2- \(\nabla f\) is Lipschitz for some \(L>0\), i.e.,

\[ \|\nabla f(x)-\nabla f(y)\| \leq L\|x-y\|, \forall x, y \]

Thus, we have the next theorem about the convergence of gradient descent method.

Theorem 1

For Algorithm 3, if \(f(x)\) is \(\lambda\)-strongly convex and \(\nabla f\) is Lipschitz for some \(L>0\), then

\[ \left\|x_{t}-x^{*}\right\|^{2} \leq \alpha^{t}\left\|x_{0}-x^{*}\right\|^{2} \]
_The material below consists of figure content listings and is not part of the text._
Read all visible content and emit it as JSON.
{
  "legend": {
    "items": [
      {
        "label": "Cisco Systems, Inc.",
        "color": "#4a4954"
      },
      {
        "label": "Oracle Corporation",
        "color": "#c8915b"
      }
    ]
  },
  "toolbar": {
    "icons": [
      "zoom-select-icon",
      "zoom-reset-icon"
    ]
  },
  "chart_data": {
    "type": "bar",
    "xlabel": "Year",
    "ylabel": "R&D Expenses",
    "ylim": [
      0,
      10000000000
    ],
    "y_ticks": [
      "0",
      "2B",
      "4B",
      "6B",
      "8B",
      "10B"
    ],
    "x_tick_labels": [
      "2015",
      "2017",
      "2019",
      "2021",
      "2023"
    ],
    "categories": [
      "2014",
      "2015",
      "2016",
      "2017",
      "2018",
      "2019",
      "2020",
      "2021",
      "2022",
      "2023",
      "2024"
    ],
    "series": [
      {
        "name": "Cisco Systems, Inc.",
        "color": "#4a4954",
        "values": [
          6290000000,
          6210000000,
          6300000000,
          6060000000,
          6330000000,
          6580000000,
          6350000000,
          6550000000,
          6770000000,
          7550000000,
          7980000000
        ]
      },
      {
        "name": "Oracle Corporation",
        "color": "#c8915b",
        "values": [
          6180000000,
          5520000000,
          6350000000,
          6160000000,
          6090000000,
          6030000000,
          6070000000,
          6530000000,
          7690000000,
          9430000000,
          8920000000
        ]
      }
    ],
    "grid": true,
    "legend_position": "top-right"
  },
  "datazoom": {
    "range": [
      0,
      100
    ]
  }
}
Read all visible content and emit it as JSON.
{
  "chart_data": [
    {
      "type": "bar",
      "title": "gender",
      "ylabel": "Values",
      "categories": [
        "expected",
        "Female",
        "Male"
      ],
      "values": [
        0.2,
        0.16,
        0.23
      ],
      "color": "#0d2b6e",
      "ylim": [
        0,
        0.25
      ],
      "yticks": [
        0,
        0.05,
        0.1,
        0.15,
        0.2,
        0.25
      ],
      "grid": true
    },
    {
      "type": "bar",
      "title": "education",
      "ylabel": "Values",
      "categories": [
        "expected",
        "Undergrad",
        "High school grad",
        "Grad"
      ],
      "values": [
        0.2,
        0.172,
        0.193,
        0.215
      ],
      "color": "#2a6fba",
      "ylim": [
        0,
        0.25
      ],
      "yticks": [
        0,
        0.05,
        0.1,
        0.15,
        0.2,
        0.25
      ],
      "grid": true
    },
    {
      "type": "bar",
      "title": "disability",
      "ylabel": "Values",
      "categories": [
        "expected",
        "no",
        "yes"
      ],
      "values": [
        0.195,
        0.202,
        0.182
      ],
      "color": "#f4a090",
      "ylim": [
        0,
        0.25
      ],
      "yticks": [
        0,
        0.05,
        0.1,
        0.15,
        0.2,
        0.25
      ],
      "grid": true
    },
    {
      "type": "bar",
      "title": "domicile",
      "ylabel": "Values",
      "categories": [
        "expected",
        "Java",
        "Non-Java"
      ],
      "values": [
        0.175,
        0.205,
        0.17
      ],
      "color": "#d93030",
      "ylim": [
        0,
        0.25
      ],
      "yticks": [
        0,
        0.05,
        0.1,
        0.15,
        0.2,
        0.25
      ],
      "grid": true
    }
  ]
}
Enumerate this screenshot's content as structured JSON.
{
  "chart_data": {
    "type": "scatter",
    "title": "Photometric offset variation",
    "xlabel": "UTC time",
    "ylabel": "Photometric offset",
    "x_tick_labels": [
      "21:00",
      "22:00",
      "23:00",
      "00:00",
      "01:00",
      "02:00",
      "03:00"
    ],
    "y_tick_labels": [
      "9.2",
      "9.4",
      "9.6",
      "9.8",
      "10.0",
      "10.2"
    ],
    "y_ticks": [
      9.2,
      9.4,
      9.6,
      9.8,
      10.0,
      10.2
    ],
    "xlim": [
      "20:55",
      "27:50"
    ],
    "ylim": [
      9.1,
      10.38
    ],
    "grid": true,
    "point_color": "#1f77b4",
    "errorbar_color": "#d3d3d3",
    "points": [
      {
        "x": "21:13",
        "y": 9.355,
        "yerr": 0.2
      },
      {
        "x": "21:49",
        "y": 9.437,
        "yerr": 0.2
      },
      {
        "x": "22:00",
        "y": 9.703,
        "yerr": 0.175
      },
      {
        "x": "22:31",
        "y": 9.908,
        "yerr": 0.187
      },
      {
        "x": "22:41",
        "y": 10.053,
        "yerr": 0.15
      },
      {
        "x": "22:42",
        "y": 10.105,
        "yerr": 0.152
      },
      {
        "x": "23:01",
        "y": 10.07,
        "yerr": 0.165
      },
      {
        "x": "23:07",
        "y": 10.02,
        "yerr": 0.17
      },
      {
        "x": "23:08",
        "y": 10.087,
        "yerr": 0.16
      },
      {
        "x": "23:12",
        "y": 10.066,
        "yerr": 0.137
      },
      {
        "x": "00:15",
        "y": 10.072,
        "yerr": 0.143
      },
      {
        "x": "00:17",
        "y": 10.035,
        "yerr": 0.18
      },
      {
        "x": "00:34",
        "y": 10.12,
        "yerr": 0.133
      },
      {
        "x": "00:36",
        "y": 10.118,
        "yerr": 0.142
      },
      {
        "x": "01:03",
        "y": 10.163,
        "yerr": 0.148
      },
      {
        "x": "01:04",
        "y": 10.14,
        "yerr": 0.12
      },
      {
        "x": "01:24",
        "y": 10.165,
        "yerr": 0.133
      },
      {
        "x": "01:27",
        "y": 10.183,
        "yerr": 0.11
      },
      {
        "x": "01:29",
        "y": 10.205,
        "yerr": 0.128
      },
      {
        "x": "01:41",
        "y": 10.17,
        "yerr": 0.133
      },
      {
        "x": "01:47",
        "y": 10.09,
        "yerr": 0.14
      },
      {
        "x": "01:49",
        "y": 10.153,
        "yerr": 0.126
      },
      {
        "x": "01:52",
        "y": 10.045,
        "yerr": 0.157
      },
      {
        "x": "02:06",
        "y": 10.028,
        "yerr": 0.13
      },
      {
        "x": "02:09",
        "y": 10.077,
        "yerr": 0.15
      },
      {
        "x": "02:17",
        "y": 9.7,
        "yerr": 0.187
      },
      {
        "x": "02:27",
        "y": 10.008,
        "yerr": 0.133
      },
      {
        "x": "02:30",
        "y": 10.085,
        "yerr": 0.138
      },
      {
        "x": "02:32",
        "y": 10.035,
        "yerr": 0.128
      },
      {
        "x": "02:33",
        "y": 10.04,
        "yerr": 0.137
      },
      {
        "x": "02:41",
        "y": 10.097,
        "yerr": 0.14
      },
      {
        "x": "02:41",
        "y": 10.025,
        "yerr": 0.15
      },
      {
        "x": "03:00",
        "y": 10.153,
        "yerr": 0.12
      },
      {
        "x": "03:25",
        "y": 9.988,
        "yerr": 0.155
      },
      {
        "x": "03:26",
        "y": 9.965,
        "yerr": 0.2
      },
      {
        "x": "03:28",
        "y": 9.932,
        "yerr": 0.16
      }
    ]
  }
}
if \(0<\eta_{t} \leq \eta_{0}=\frac{\lambda}{2 L^{2}}\) and \(\alpha=1-\frac{\lambda^{2}}{4 L^{2}}<1.\)

Proof. If we minus any \(x \in \mathbb{R}^{n}\), we can only get:

\[ x_{t+1}-x=x_{t}-\eta_{t} \nabla f\left(x_{t}\right)-x \]

If we take \(L^{2}\) norm for both side, we get:

\[ \left\|x_{t+1}-x\right\|^{2}=\left\|x_{t}-\eta_{t} \nabla f\left(x_{t}\right)-x\right\|^{2} \]

So we have the following inequality and take \(x=x^{*}\) :

\(\left\|x_{t+1}-x^{*}\right\|^{2}=\left\|x_{t}-\eta_{t} \nabla f\left(x_{t}\right)-x^{*}\right\|^{2}\)

\(=\left\|x_{t}-x^{*}\right\|^{2}-2 \eta_{t} \nabla f\left(x_{t}\right)^{\top}\left(x_{t}-x^{*}\right)+\eta_{t}^{2}\left\|\nabla f\left(x_{t}\right)-\nabla f\left(x^{*}\right)\right\|^{2}\)

\(\leq\left\|x_{t}-x^{*}\right\|^{2}-\eta_{t} \lambda\left\|x_{t}-x^{*}\right\|^{2}+\eta_{t}^{2} L^{2}\left\|x_{t}-x^{*}\right\|^{2} \quad(\lambda-\) strongly convex and Lipschitz \()\)

\(\leq\left(1-\eta_{t} \lambda+\eta_{t}^{2} L^{2}\right)\left\|x_{t}-x^{*}\right\|\).

So, if \(\eta_{t} \leq \frac{\lambda}{2 L^{2}}\), then \(\alpha=\left(1-\eta_{t} \lambda+\eta_{t}^{2} L^{2}\right) \leq 1-\frac{\lambda^{2}}{4 L^{2}}<1\), which finishes the proof.

Some issues on GD:

  • \(\nabla f\left(x_{t}\right)\) is very expensive to compete.

  • GD does not yield generalization accuracy.

The stochastic gradient descent (SGD) method which we will discuss in the next section will focus on these two issues.